For those startup founders, CEOs, and business executives who aren’t keenly interested in technology and software, the idea of migrating your systems over to a new software provider can seem like a drag. Just imagine it: all the files, all the accounts, all the data and spreadsheets – it feels like a colossal undertaking and one you’d rather not oversee. But, at the same time, there are huge benefits for certain businesses to perform this migration, and so this article looks at whether your firm should consider this move.


All decisions to change software provider are a case of juggling price and value against the efficiency that the platform affords. For instance, if you save $10,000 by shifting to a new software provider, but lose $15,000 in productivity, it’s clear that your net saving means that you shouldn’t migrate your systems. On the other hand, those software solutions that offer you a guaranteed productivity boost should always be seen as tempting to businesses – they promise huge overall and incremental savings when it comes to labor and hours spent performing work in your firm.


Businesses with a savvy IT department are sure to use some of the best business software out there in the present moment – many of these programs are designed by independent businesses with no affiliation to the biggest software provider.
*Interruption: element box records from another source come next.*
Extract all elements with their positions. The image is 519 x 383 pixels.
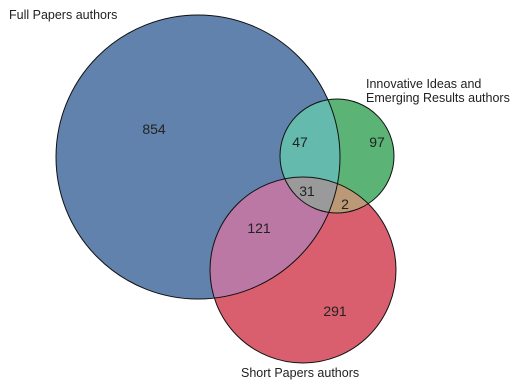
full-short-count: 121 — [247, 220, 271, 236]
innovative-short-count: 2 — [341, 196, 349, 212]
short-only-count: 291 — [323, 303, 347, 319]
full-innovative-count: 47 — [292, 134, 308, 150]
innovative-only-count: 97 — [369, 134, 385, 150]
short-papers-outline — [209, 176, 397, 364]
full-papers-label: Full Papers authors — [9, 8, 117, 22]
full-papers-outline — [55, 14, 341, 300]
all-three-count: 31 — [299, 183, 315, 199]
innovative-ideas-label-line1: Innovative Ideas and — [366, 77, 481, 91]
innovative-ideas-label-line2: Emerging Results authors — [366, 91, 510, 105]
full-only-count: 854 — [142, 121, 166, 137]
innovative-ideas-outline — [279, 98, 395, 214]
short-papers-label: Short Papers authors — [241, 366, 359, 380]
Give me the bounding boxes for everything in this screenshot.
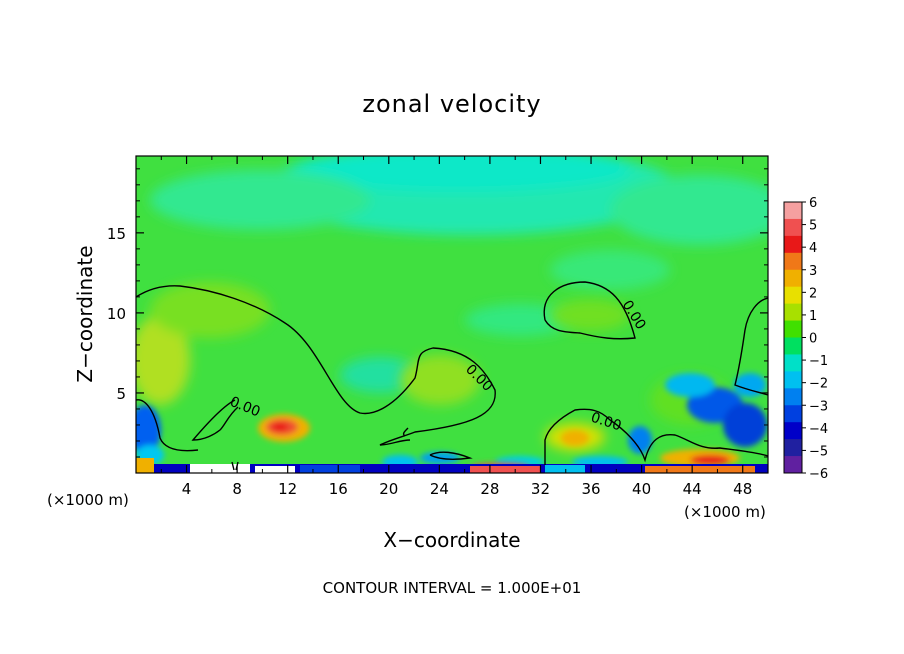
colorbar-swatch	[784, 218, 802, 237]
colorbar: 6 5 4 3 2 1 0 −1 −2 −3 −4 −5 −6	[783, 196, 828, 482]
x-scale-note-left: (×1000 m)	[47, 491, 129, 509]
x-tick-label: 44	[683, 480, 702, 498]
colorbar-tick-label: 1	[809, 309, 817, 324]
colorbar-tick-label: 0	[809, 332, 817, 347]
x-tick-label: 16	[329, 480, 348, 498]
colorbar-swatch	[784, 235, 802, 254]
x-axis-label: X−coordinate	[383, 528, 520, 552]
colorbar-swatch	[784, 202, 802, 220]
zero-contour-lines	[136, 281, 768, 471]
colorbar-tick-label: −5	[809, 444, 828, 459]
chart-title: zonal velocity	[362, 90, 541, 118]
x-axis-ticks: 4 8 12 16 20 24 28 32 36 40 44 48	[160, 156, 769, 498]
x-tick-label: 48	[733, 480, 752, 498]
x-tick-label: 20	[379, 480, 398, 498]
colorbar-tick-label: 2	[809, 286, 817, 301]
colorbar-swatch	[784, 371, 802, 389]
x-tick-label: 36	[581, 480, 600, 498]
x-scale-note-right: (×1000 m)	[684, 503, 766, 521]
contour-interval-note: CONTOUR INTERVAL = 1.000E+01	[323, 579, 582, 597]
colorbar-tick-label: 6	[809, 196, 817, 211]
colorbar-swatch	[784, 456, 802, 474]
colorbar-tick-label: −6	[809, 467, 828, 482]
colorbar-swatch	[784, 405, 802, 423]
colorbar-tick-label: −2	[809, 377, 828, 392]
x-tick-label: 24	[430, 480, 449, 498]
colorbar-swatch	[784, 337, 802, 355]
colorbar-tick-label: −4	[809, 422, 828, 437]
y-tick-label: 10	[107, 305, 126, 323]
x-tick-label: 12	[278, 480, 297, 498]
heatmap-field: 0.00 0.00 0.00 0.00	[136, 156, 768, 473]
y-tick-label: 15	[107, 225, 126, 243]
colorbar-tick-label: 4	[809, 241, 817, 256]
x-tick-label: 8	[232, 480, 242, 498]
y-tick-label: 5	[116, 385, 126, 403]
colorbar-tick-label: 5	[809, 219, 817, 234]
colorbar-swatch	[784, 252, 802, 271]
colorbar-swatch	[784, 388, 802, 406]
y-axis-label: Z−coordinate	[73, 245, 97, 382]
x-tick-label: 40	[632, 480, 651, 498]
colorbar-tick-label: −1	[809, 354, 828, 369]
colorbar-swatch	[784, 286, 802, 305]
y-axis-ticks: 5 10 15	[107, 168, 768, 458]
colorbar-swatch	[784, 320, 802, 338]
colorbar-swatch	[784, 303, 802, 322]
colorbar-swatch	[784, 269, 802, 288]
colorbar-swatch	[784, 354, 802, 372]
colorbar-swatch	[784, 439, 802, 457]
colorbar-tick-label: 3	[809, 264, 817, 279]
x-tick-label: 28	[480, 480, 499, 498]
x-tick-label: 4	[182, 480, 192, 498]
plot-frame	[135, 155, 769, 474]
colorbar-tick-label: −3	[809, 399, 828, 414]
x-tick-label: 32	[531, 480, 550, 498]
colorbar-swatch	[784, 422, 802, 440]
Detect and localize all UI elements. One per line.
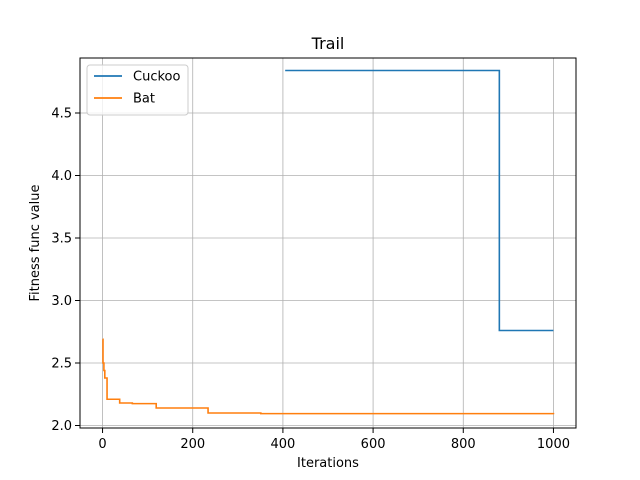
y-tick-label: 2.0 bbox=[51, 419, 72, 434]
y-tick-label: 4.5 bbox=[51, 107, 72, 122]
grid-lines bbox=[80, 58, 576, 428]
x-tick-label: 200 bbox=[180, 437, 205, 452]
y-tick-label: 3.0 bbox=[51, 294, 72, 309]
x-tick-label: 0 bbox=[98, 437, 106, 452]
legend-label-cuckoo: Cuckoo bbox=[133, 70, 180, 85]
x-tick-label: 400 bbox=[270, 437, 295, 452]
series-line-cuckoo bbox=[285, 69, 554, 332]
legend-label-bat: Bat bbox=[133, 92, 155, 107]
y-tick-label: 3.5 bbox=[51, 232, 72, 247]
x-axis-label: Iterations bbox=[297, 456, 359, 471]
y-tick-label: 2.5 bbox=[51, 357, 72, 372]
legend: Cuckoo Bat bbox=[86, 64, 189, 116]
x-tick-label: 1000 bbox=[537, 437, 570, 452]
chart-title: Trail bbox=[311, 34, 345, 53]
x-tick-label: 800 bbox=[451, 437, 476, 452]
plot-frame bbox=[79, 57, 577, 429]
series-lines bbox=[102, 69, 555, 415]
y-axis-label: Fitness func value bbox=[28, 184, 43, 301]
axis-ticks: 0 200 400 600 800 1000 2.0 2.5 3.0 3.5 4.0 4.5 bbox=[51, 107, 570, 453]
x-tick-label: 600 bbox=[361, 437, 386, 452]
series-line-bat bbox=[102, 338, 555, 415]
y-tick-label: 4.0 bbox=[51, 169, 72, 184]
legend-box bbox=[86, 64, 189, 116]
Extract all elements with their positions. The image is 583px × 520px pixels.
The problem is that, over time, the most successful of these firms simply become subsumed by the megaliths of the software world – like Microsoft and, increasingly, Google. As such, centralizing your systems with one of these major players can be seen as more productive: the best software innovation will be fed through, and you no longer have to focus on building accounts on dozens of disparate programs.

Migration Hassle

Nonetheless, is it worth migrating from a host of different systems and servers onto one centralized one? Is it too much hassle and too disruptive for your firm to handle in these tough times? Well, if the last few months have anything to say about software and file migration, it’s that it’s blissful easy. Thousands of businesses have migrated to Microsoft since the coronavirus forced people to work from home. Thanks to the automated migration systems designed by, much of this process requires no human oversight, which is hugely helpful for firms concerned about disruption.

Data Loss and Storage

The other major anxiety about migrating your files from one system to another is that you might corrupt your files, some might be lost in the transition, or your security might be compromised as you perform the move. These concerns are all valid – but you’re able to guard against them by performing some simple security checks and backup maneuvers before you make the transition. Make sure your files are backed up – twice, just to be sure – so that you don’t stress about losing any files in your migration to a new platform for your business’s work.

It’s certainly worth migrating your systems if you see productivity and savings at the end of your journey. The advice above will help you feel secure in the knowledge that it’s possible, with minimal hassle, for your firm in 2020.